Can I take semaglutide if I'm already on other heart medications?
Yes, and you absolutely should continue your other cardiovascular medications. SELECT participants were already on standard guideline-directed medical therapy—93% were taking antiplatelet drugs like aspirin, 90% were on statins, 83% were taking ACE inhibitors or ARBs for blood pressure, and 76% were on beta-blockers. Semaglutide was added on top of these medications, not instead of them. Think of it as another tool in your cardiovascular protection toolkit, working through different mechanisms than your other drugs. The combination is what provides optimal protection. Never stop existing heart medications to start semaglutide—this medication adds to your regimen, it doesn't replace proven therapies.

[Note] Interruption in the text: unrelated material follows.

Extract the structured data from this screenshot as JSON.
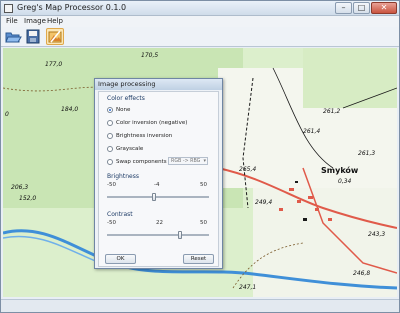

What's the difference between the SELECT trial and the STEP weight loss trials?
The STEP trials studied semaglutide primarily for weight loss in people with obesity, measuring outcomes like percentage body weight reduction and improvements in obesity-related complications. SELECT used the same semaglutide dose (2.4 mg weekly) but studied a different population—people with established cardiovascular disease—and measured different outcomes: heart attacks, strokes, and cardiovascular death. While STEP participants lost slightly more weight on average (about 15% versus 9.4% in SELECT), SELECT's participants were older, had more medical comorbidities, and were specifically selected for high cardiovascular risk. The trials complement each other: STEP proved semaglutide's weight loss efficacy, while SELECT proved it prevents cardiovascular events. Both matter, but SELECT elevated semaglutide from a lifestyle medication to a potentially lifesaving cardiovascular therapy.